How To Report A Cybersecurity Incident in 2021
With the headlines about Solar Winds and Colonial Pipeline many IT organizations have taken precautions against a cybersecurity incident. But what happens when those precautions fail and a ransomware demand comes up on your computer? When implementing a cyberattack remediation plan should there be a step for reporting incidents to the US government?
According to recent outreach by the White House, the US Government wants the industry’s help in understanding and countering the cyberwar threat. In this post I help to navigate the federal agencies who cover cybersecurity, tell you who to contact, and then describe what happens when things get really bad.
Who Do You Call?
I sorted through the myriad of agencies and capabilities in the Biden Administration to give simplified guidelines on reporting a cybercrime. Here are the top two US government agencies who need to know when you are the victim of a cybercrime.
- Cybersecurity & Infrastructure Security Agency (CISA) Incident Report Form (https://us-cert.cisa.gov/forms/report)
The recent Biden Administration Executive Order makes it clear that CISA is now the lead agency for basic reporting of cybersecurity incidents. The CISA website is also an educational gateway to other Federal agencies involved in security standards, such as the National Institute of Standandards and Technology (NIST).
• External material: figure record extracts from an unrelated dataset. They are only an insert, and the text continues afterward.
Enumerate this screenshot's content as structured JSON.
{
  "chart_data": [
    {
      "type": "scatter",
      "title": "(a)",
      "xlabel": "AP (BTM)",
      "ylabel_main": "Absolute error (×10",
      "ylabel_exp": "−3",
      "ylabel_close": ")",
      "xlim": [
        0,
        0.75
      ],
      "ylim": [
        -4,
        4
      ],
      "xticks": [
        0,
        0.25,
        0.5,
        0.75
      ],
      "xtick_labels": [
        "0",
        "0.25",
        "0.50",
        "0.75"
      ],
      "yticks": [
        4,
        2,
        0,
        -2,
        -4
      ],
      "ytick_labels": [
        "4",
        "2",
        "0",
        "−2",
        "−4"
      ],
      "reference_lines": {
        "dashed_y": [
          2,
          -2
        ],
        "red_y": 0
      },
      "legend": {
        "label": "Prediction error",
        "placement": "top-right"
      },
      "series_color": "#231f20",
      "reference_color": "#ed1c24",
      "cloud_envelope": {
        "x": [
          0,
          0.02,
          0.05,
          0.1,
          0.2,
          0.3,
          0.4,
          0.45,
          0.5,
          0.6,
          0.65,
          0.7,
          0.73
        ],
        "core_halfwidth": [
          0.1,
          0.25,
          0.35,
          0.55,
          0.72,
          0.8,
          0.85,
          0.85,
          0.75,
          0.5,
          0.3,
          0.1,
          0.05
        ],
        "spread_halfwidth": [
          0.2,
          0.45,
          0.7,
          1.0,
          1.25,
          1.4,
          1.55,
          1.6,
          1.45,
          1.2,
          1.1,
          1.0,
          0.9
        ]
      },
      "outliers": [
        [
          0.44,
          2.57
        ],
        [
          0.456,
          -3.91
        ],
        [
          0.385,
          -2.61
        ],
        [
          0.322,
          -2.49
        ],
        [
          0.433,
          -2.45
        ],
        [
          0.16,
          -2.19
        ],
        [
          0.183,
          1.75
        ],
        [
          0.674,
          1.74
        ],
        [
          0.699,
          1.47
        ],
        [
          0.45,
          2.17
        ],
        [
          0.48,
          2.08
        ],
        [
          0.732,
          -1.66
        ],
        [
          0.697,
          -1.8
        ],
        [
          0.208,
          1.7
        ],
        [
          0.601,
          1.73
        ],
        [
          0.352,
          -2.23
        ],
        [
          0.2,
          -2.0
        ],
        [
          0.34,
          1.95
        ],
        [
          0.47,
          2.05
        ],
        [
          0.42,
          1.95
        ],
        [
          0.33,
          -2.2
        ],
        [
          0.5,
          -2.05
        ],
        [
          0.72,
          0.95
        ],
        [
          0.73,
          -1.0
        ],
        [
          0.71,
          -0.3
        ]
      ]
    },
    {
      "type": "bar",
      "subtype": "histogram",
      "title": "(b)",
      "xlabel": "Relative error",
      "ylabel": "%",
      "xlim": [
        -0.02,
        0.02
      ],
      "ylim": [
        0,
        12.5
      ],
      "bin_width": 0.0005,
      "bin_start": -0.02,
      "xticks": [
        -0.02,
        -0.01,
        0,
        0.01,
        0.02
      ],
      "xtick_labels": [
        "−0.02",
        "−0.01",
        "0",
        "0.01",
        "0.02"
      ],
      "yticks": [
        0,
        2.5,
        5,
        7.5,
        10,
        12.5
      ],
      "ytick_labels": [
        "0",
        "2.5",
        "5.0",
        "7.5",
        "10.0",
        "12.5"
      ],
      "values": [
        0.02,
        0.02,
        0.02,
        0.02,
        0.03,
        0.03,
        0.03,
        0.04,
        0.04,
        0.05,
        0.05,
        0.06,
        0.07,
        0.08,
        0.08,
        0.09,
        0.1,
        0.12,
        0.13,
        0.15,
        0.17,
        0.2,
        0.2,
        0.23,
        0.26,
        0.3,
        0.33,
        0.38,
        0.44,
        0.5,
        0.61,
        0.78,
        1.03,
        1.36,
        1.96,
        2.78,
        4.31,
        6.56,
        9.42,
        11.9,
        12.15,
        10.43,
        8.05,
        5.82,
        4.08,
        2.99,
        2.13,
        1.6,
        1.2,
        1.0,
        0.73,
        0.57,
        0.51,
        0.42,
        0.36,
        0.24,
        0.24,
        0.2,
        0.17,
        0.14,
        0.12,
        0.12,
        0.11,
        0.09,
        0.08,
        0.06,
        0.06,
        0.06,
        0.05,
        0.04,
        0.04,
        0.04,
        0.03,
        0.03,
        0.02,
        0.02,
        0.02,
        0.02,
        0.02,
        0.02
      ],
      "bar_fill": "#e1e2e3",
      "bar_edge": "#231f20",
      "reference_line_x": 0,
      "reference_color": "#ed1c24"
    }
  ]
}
Even if you remediate an incident, it should still be reported to CISA so the agency may accurately measure the national scope of the problem. - Federal Bureau of Investigation (FBI) Field Offices (https://www.fbi.gov/contact-us/field-offices)
Contact the FBI Cyber Task Force via a local FBI field office to report cybercrime. This includes computer intrusions or attacks, digital extortion, fraud, intellectual property theft, identity theft, theft of trade, secrets, criminal hacking, terrorist activity, espionage, sabotage, or other foreign intelligence activity.
What Happens Next?
Let us say your cybersecurity incident is going unbelievably bad very quickly, and you are thinking about paying a ransom or operational technology has become compromised. Who do you call then?
The answer is to stick with the local FBI field office as the primary contact into the federal system.
The United States Department of Justice (DOJ), which includes the FBI, reorganized cybersecurity in April 2021 and created the Ransomware and Digital Extortion Task Force. This is the group that was responsible for clawing back $2.3 million of the ransom paid by Colonial Pipeline by tracking Bitcoin payments to a digital wallet managed by a Northern California technology company.
To contact the Ransomware and Digital Extortion Task Force follow step #2 above, start working with a local FBI agent, and then look to the FBI for further escalation of your concerns.
Better Federal Cybersecurity Incident Guidance is Needed
The new DOJ task force is emblematic of how troublesome it is to deal with the US federal government. That is, they created a new agency to deal with the fact there are too many agencies in the US government. And the myriad of agencies and responsibilities is part of what makes cybersecurity seem magical and imponderable to students and practitioners alike.
While researching this article I found many other US Government agencies with contacts for cybersecurity incidents. Check out this undated Department of Homeland Security bulletin, which purports to be ”A Unified Message for Reporting to the Federal Government”, but it doesn’t even mention CISA.
To make it simple, I synthesized recent events, the Biden cybersecurity EO, and public statements by the DOJ to give you a simplified two-step escalation procedure. However, depending on your situation you may still need to contact a another agency. Here are some of the other contact points I found:
- United States Secret Service (http://www.secretservice.gov/contact/field-offices)
Report password trafficking, theft of payment card, or other financial payment information. - Immigration and Customs Enforcement / Homeland Security Investigations (ICE/HSI) (https://www.ice.gov/contact/hsi)
Report illicit e-commerce (including hidden marketplaces); Internet-facilitated proliferation of arms and strategic technology; child pornography; and cyber-enabled smuggling and money laundering.
Industry Action Is Needed
Let us hope that the recent summit between President Joseph R. Biden, Jr. of the United States and President Vladimir Putin of the Russian Federation, plus other diplomatic and high-level actions, reduces the ongoing cybercrime assault against the United States and its allies by Russian criminal gangs.
However, since we cannot count on diplomatic measures working based on threats and promises, the IT industry needs to step up and secure all operational technology in private industry as quickly as possible. Enterprises must allocate additional resources for all levels of cybersecurity systems in order to meet the threat posed by the cyberwar.
For Salesforce devops architects, IT leaders, practitioners, and developers, the industry cannot take basic things like workstation and network security for granted. With remote work the norm, there is a real challenge to maintaining secure developer environments.
Salesforce Architects Must Act on Security Concerns
Finally, architects need to incorporate security concerns earlier in the development process. And devops tools vendors need to support those efforts by incorporating application security directly into the developer workflow process without creating a new cognitive load on coders.